El vídeo llega después de la respuesta del concejal

El nuevo testimonio aparece en pleno debate sobre el funcionamiento de las viviendas municipales.

El concejal de Urbanismo y Vivienda, José Ignacio Zarandona, defendió públicamente el sistema de VIVA y aseguró que a los adjudicatarios se les muestran «fotografías detalladas y actualizadas» de las viviendas. También justificó que no puedan visitarlas previamente señalando que VIVA «no es una agencia inmobiliaria» y sostuvo que el procedimiento era el mismo que utilizaba el anterior equipo de gobierno.

Los documentos publicados por la propia sociedad municipal muestran, sin embargo, al menos una diferencia.

El protocolo de octubre de 2023 no contenía la actual prohibición expresa de facilitar datos que permitan identificar la vivienda.

El protocolo aprobado en diciembre de 2024 establece para las llamadas Viviendas Blancas, destinadas a colectivos en situación de vulnerabilidad, que se comunicará la zona o calle del inmueble, «pero nunca el portal u otros datos que permitan su identificación». En su lugar, se ofrece un reportaje fotográfico e información sobre las características de la vivienda.

Este caso que comentamos hoy añade otra cuestión al debate: ¿Qué ocurre después de aceptar una vivienda que no se ha podido visitar y en qué condiciones se entrega finalmente a sus adjudicatarios?

En este caso, la familia esperó casi seis meses desde la entrega de la documentación y la reserva hasta recibir las llaves, un periodo durante el cual asegura que se le habló de trabajos de acondicionamiento.

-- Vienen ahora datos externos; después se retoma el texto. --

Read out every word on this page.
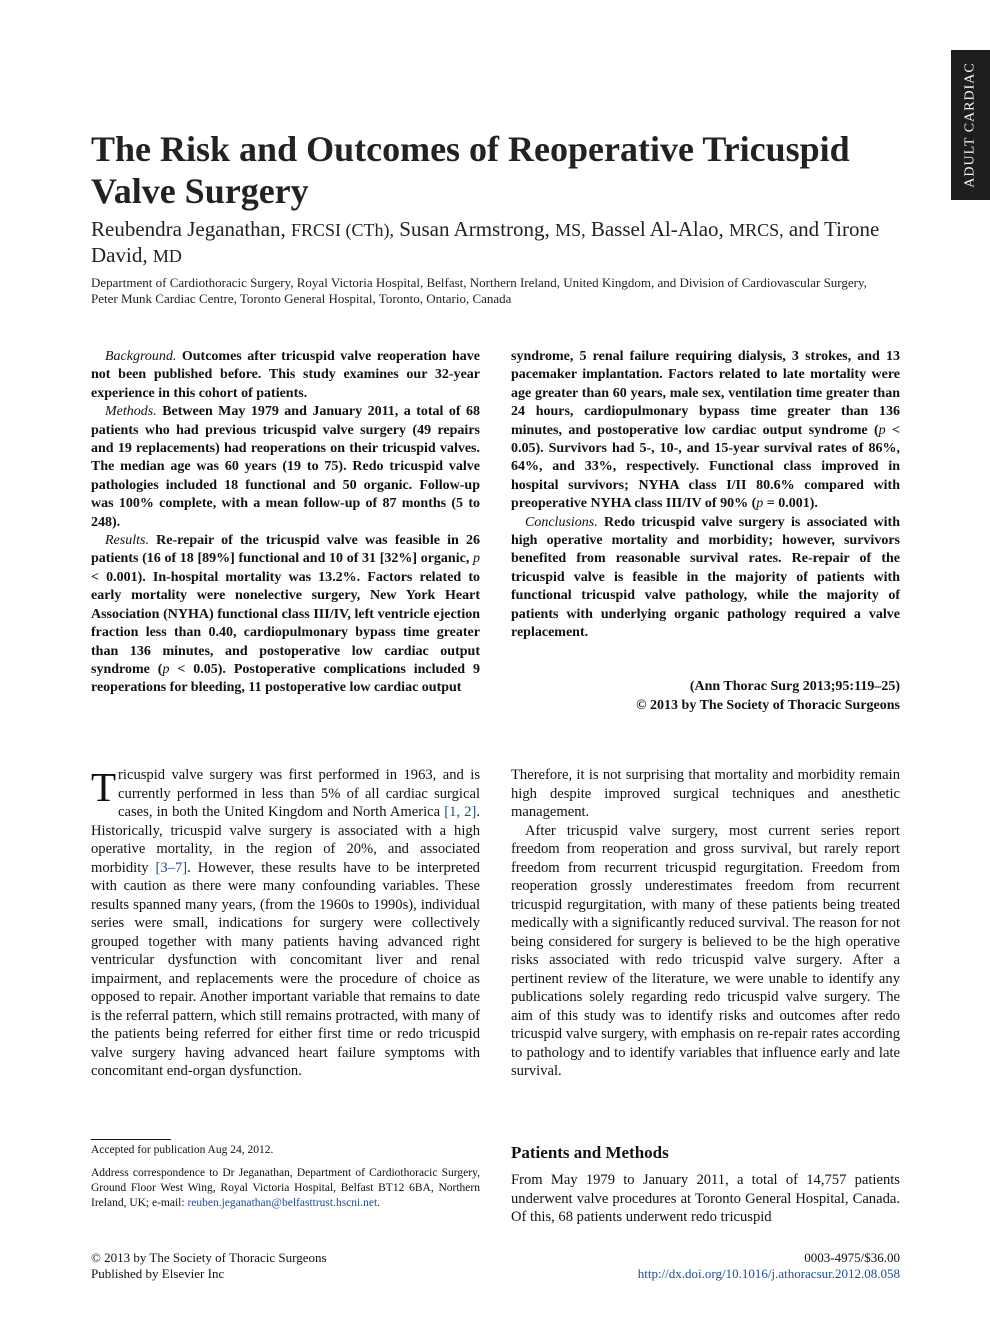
ADULT CARDIAC
The Risk and Outcomes of Reoperative Tricuspid
Valve Surgery
Reubendra Jeganathan, FRCSI (CTh), Susan Armstrong, MS, Bassel Al-Alao, MRCS, and Tirone David, MD
Department of Cardiothoracic Surgery, Royal Victoria Hospital, Belfast, Northern Ireland, United Kingdom, and Division of Cardiovascular Surgery, Peter Munk Cardiac Centre, Toronto General Hospital, Toronto, Ontario, Canada

Background. Outcomes after tricuspid valve reoperation have not been published before. This study examines our 32-year experience in this cohort of patients.

Methods. Between May 1979 and January 2011, a total of 68 patients who had previous tricuspid valve surgery (49 repairs and 19 replacements) had reoperations on their tricuspid valves. The median age was 60 years (19 to 75). Redo tricuspid valve pathologies included 18 functional and 50 organic. Follow-up was 100% complete, with a mean follow-up of 87 months (5 to 248).

Results. Re-repair of the tricuspid valve was feasible in 26 patients (16 of 18 [89%] functional and 10 of 31 [32%] organic, p < 0.001). In-hospital mortality was 13.2%. Factors related to early mortality were nonelective surgery, New York Heart Association (NYHA) functional class III/IV, left ventricle ejection fraction less than 0.40, cardiopulmonary bypass time greater than 136 minutes, and postoperative low cardiac output syndrome (p < 0.05). Postoperative complications included 9 reoperations for bleeding, 11 postoperative low cardiac output

syndrome, 5 renal failure requiring dialysis, 3 strokes, and 13 pacemaker implantation. Factors related to late mortality were age greater than 60 years, male sex, ventilation time greater than 24 hours, cardiopulmonary bypass time greater than 136 minutes, and postoperative low cardiac output syndrome (p < 0.05). Survivors had 5-, 10-, and 15-year survival rates of 86%, 64%, and 33%, respectively. Functional class improved in hospital survivors; NYHA class I/II 80.6% compared with preoperative NYHA class III/IV of 90% (p = 0.001).

Conclusions. Redo tricuspid valve surgery is associated with high operative mortality and morbidity; however, survivors benefited from reasonable survival rates. Re-repair of the tricuspid valve is feasible in the majority of patients with functional tricuspid valve pathology, while the majority of patients with underlying organic pathology required a valve replacement.

(Ann Thorac Surg 2013;95:119–25)
© 2013 by The Society of Thoracic Surgeons

Tricuspid valve surgery was first performed in 1963, and is currently performed in less than 5% of all cardiac surgical cases, in both the United Kingdom and North America [1, 2]. Historically, tricuspid valve surgery is associated with a high operative mortality, in the region of 20%, and associated morbidity [3–7]. However, these results have to be interpreted with caution as there were many confounding variables. These results spanned many years, (from the 1960s to 1990s), individual series were small, indications for surgery were collectively grouped together with many patients having advanced right ventricular dysfunction with concomitant liver and renal impairment, and replacements were the procedure of choice as opposed to repair. Another important variable that remains to date is the referral pattern, which still remains protracted, with many of the patients being referred for either first time or redo tricuspid valve surgery having advanced heart failure symptoms with concomitant end-organ dysfunction.

Therefore, it is not surprising that mortality and morbidity remain high despite improved surgical techniques and anesthetic management.

After tricuspid valve surgery, most current series report freedom from reoperation and gross survival, but rarely report freedom from recurrent tricuspid regurgitation. Freedom from reoperation grossly underestimates freedom from recurrent tricuspid regurgitation, with many of these patients being treated medically with a significantly reduced survival. The reason for not being considered for surgery is believed to be the high operative risks associated with redo tricuspid valve surgery. After a pertinent review of the literature, we were unable to identify any publications solely regarding redo tricuspid valve surgery. The aim of this study was to identify risks and outcomes after redo tricuspid valve surgery, with emphasis on re-repair rates according to pathology and to identify variables that influence early and late survival.

Patients and Methods

From May 1979 to January 2011, a total of 14,757 patients underwent valve procedures at Toronto General Hospital, Canada. Of this, 68 patients underwent redo tricuspid

Accepted for publication Aug 24, 2012.
Address correspondence to Dr Jeganathan, Department of Cardiothoracic Surgery, Ground Floor West Wing, Royal Victoria Hospital, Belfast BT12 6BA, Northern Ireland, UK; e-mail: reuben.jeganathan@belfasttrust.hscni.net.
© 2013 by The Society of Thoracic Surgeons
Published by Elsevier Inc
0003-4975/$36.00
http://dx.doi.org/10.1016/j.athoracsur.2012.08.058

Ahora se puede ver cómo encontró la vivienda al entrar.

¿Qué debemos poder exigir a una vivienda pública?

Este caso es el de una familia concreta y no sirve por sí solo para describir todo el parque municipal de vivienda. Pero plantea una cuestión que debería poder compartirse con independencia de quién gobierne: ¿qué condiciones mínimas debe garantizar una administración cuando entrega una vivienda pública?

Una vivienda destinada a personas con dificultades para acceder al mercado no debería implicar menos garantías sobre su estado, menos información antes de aceptarla o menos atención cuando aparecen problemas, especialmente cuando sus habitantes tienen discapacidad o dificultades de movilidad.

Y deja una pregunta sencilla para quienes gestionan VIVA, hoy o en el futuro: si una familia espera casi seis meses mientras se acondiciona una vivienda, ¿es este el estado en el que debería recibir finalmente las llaves?